The MobiTV deal will make primetime programming from NBC and several of its cable channels, including Bravo, Sci-Fi Channel, USA Network, and Telemundo, available following their initial airing, for a streaming fee of $1.99 per show. Each show would then be viewable and even repeatable for a 24-hour period, though the show isn't fully downloaded to the user's hard drive. Instead, the fee opens up a window for viewers to tune into shows they may have missed - or that they'd rather see online at their own convenience anyway.
It's that last bit of logic that is most intriguing to NBCU and its competitors in the first-run content space, and that may be most distressing to affiliates of NBC and other broadcast networks.
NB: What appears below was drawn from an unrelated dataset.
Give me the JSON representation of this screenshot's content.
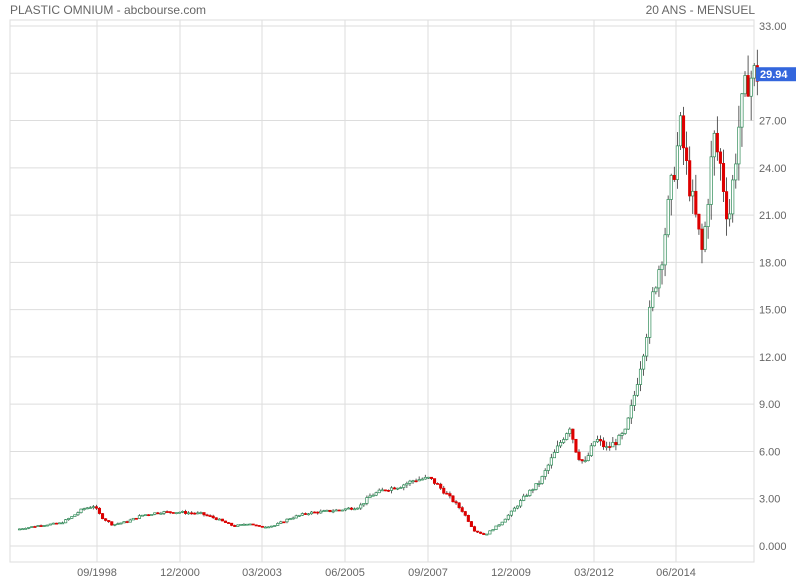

These affiliates may be watching themselves become outmoded as their principal provider of content makes more serious investments in new outlets with more direct payoffs.
In a prepared statement this morning, MobiTV's vice president of content, Jeff Bartee, remarked, "This deal represents a significant milestone in the history of television and a key advancement in the mobile television category. NBC Universal has shown tremendous foresight in realizing this opportunity early, and demonstrated an ability to move aggressively in leveraging this new and rapidly growing distribution channel to better reach their loyal viewers."
The VMIX.com deal will make selected NBC-branded content - though not repeats of first-run programming - available for free through what will be called the "NBC Custom Channel." There, viewers will be likely to find clips from NBC shows, though not entire shows as originally broadcast.
However, NBC may be providing VMIX with certain "mini-series" that are essentially derivatives of existing shows. For instance, the network plans to provide an online-only show called "Zeroes," which is being described as a somewhat comedic spin-off of its existing, semi-popular "Heroes" program.
What's most interesting about this deal is NBC's choice of provider. Though VMIX is a video sharing service like its larger rival, YouTube, it touts itself as being fairer to rights holders.
"Since its inception, VMIX.com has distinguished itself by employing human content screeners," reads the company's statement this morning, "to filter inappropriate content and to protect the intellectual property of content, both copyrighted and user-submitted."
NBC is the second broadcast network to join VMIX, with Fox as the first. Sony and Warner Bros. are two content producers that have already signed deals with VMIX, though NBCU's Universal unit has not yet officially enrolled itself on that list. VMIX's statement speaks precisely to the type of controls that content providers are looking for with respect to consumer-driven redistribution of their own copyrighted content; obviously, VMIX wants to be more provider-friendly.
By doing so, VMIX could conceivably vault itself to a more preferable position, at least in the mind-space of its content providers, even though it has nowhere near as many users as the market leader.